Nearly 150 years ago, Julius Cohnheim first proposed the CSC hypothesis (also called the “embryonal-rest theory”) that suggested the presence of embryonic-like cancerous cell remnants in adult tissues that can develop into cancer in a non-spontaneous way (1). There was scant experimental evidence for this hypothesis until 1994, when John Dick and colleagues demonstrated that leukemia-initiating stem cells (LSCs) present in the blood of leukemia patients may induce acute myelogenous leukemia (AML) when transplanted into severe combined immunodeficient mice (2). Further research uncovered a broad spectrum of cell surface stem cell markers (e.g., CD133, CD44, and CD24) that allow the identification of CSCs in human solid tumors, including brain, breast, prostate, pancreas, liver, ovary, skin, colon cancers, and melanoma (3-6) (Figure 1 based on 7).

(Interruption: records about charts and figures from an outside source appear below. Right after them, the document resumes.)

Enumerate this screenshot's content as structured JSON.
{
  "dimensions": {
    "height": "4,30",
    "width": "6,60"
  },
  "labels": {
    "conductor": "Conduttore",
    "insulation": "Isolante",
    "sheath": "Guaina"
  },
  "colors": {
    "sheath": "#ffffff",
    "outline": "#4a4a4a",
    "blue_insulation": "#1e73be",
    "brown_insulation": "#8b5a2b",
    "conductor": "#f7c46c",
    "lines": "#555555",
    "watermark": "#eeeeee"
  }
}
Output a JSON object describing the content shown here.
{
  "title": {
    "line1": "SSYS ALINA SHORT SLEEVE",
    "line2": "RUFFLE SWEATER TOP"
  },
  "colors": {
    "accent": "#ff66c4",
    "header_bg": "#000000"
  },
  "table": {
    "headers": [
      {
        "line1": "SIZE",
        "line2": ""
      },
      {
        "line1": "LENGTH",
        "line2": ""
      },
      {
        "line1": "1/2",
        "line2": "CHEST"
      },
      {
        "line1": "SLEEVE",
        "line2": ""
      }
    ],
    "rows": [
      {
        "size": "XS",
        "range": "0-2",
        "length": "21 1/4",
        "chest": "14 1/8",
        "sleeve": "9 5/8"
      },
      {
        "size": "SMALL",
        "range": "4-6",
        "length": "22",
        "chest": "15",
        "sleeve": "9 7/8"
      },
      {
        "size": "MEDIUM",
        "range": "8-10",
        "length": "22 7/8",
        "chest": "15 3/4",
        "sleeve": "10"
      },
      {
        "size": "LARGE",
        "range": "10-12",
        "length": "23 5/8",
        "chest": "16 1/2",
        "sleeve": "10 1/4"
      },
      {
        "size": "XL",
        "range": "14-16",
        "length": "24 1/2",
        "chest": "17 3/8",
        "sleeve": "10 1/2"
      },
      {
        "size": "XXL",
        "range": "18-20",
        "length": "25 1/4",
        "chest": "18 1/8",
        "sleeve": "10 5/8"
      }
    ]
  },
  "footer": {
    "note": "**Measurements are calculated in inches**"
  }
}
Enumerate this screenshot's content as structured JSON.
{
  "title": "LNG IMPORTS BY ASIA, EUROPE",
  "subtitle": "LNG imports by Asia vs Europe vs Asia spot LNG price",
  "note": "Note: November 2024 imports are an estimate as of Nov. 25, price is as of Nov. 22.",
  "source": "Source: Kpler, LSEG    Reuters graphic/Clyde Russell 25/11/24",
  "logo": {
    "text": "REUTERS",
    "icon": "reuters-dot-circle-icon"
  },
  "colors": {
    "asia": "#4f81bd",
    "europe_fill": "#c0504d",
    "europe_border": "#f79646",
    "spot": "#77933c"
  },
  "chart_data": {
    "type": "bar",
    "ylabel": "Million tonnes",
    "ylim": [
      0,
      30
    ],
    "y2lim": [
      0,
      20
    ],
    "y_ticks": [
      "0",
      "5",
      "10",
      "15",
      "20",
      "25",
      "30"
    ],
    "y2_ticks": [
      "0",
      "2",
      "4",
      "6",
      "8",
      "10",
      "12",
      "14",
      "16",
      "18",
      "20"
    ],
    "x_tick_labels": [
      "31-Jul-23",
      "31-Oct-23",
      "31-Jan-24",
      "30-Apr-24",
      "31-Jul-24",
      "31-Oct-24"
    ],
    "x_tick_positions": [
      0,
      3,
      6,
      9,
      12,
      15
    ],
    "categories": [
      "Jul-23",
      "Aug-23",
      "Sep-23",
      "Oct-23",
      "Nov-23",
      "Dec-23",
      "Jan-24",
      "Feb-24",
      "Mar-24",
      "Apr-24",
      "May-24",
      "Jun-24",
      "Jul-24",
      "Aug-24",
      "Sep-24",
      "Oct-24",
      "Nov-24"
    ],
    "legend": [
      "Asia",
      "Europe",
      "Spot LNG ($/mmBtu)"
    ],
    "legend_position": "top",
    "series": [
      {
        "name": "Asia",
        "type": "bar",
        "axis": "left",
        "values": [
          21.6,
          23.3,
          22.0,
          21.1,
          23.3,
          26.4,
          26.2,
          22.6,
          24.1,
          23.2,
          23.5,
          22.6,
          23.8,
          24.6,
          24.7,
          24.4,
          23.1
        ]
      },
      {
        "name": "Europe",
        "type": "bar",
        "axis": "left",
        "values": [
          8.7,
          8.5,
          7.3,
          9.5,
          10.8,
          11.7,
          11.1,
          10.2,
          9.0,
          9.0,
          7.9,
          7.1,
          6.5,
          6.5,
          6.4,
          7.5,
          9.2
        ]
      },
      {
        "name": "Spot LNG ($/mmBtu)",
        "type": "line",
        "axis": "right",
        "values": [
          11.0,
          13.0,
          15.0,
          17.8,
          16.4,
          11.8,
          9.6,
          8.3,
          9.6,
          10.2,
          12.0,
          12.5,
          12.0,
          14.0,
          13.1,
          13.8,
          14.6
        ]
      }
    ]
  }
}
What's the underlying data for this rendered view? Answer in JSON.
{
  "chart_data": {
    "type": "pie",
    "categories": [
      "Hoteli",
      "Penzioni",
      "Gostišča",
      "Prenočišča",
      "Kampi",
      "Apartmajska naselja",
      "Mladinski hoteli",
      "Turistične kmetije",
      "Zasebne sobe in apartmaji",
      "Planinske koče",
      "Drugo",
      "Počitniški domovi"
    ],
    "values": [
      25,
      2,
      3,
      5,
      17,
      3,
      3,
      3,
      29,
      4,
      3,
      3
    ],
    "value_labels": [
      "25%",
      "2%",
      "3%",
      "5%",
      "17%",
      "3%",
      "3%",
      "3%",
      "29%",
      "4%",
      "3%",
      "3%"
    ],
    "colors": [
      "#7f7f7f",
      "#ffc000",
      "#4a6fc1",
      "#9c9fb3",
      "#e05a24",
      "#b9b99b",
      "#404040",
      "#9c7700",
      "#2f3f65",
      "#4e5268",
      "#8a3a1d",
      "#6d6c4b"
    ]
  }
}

Besides their stem cell properties, CSCs have become a focus of pharmacological studies due to their resistance to many cancer therapies. Although further investigation regarding CSCs is still needed, there is evidence that these cells play an important role in the prognosis of cancer, progression, and therapeutic strategy. In other words, long-term patient survival may depend on the elimination of CSCs.
The ability to isolate pure CSC populations using cellular markers has led to advances in our understanding of the heterogeneity and plasticity of the CSC phenotype. These markers include a broad spectrum of surface molecules such as CD44 (15675-1-AP), CD24 (18330-1-AP), CD1333 (18470-1-AP, Figure 2), or LC3B (18725-1-AP, Figure 3).
Figure 2. 1X10^6 HeLa cells were stained with 0.2ug CD133 antibody (18470-1-AP, red) and control rabbit IgG antibody (blue). Fixed with 4% PFA and blocked with 3% BSA (30 min). Alexa Fluor 488-conjugated AffiniPure Goat Anti-Rabbit IgG(H+L) was applied at a dilution of 1:1500.
Figure 3. LC3B-Specific Antibody staining (18725-1-AP; 1:50; green) with HepG2 cells. Cells were fixed with 4% PFA, permeabilized with 0.2% Triton X-100, and co-stained with Tubulin (66031-1-Ig; 1:100; red), under 40x.
Evidence supporting the CSC hypothesis and the potential of CSCs as a pharmacological target continues to accumulate. Since stem cells are also durable against cellular insults, one promising avenue for inducing the therapeutic sensitivity of CSCs is the blocking of either the properties or related pathways (Notch, Hedgehog, or Wnt, among others) of normal stem cells. Moreover, just as the stem cell niche plays a crucial role in the maintenance of stemness, many intra-microenvironmental connections and relationships between the microenvironment and the tumor play a crucial role in enriching the CSC subpopulation; as such, disrupting these relationships may be key to curbing their resistance to therapy. Additionally, CSCs could provide clues about the novel stem cell pathways activated during cancer progression, which, in turn, could guide further therapeutic steps and clinical trials design.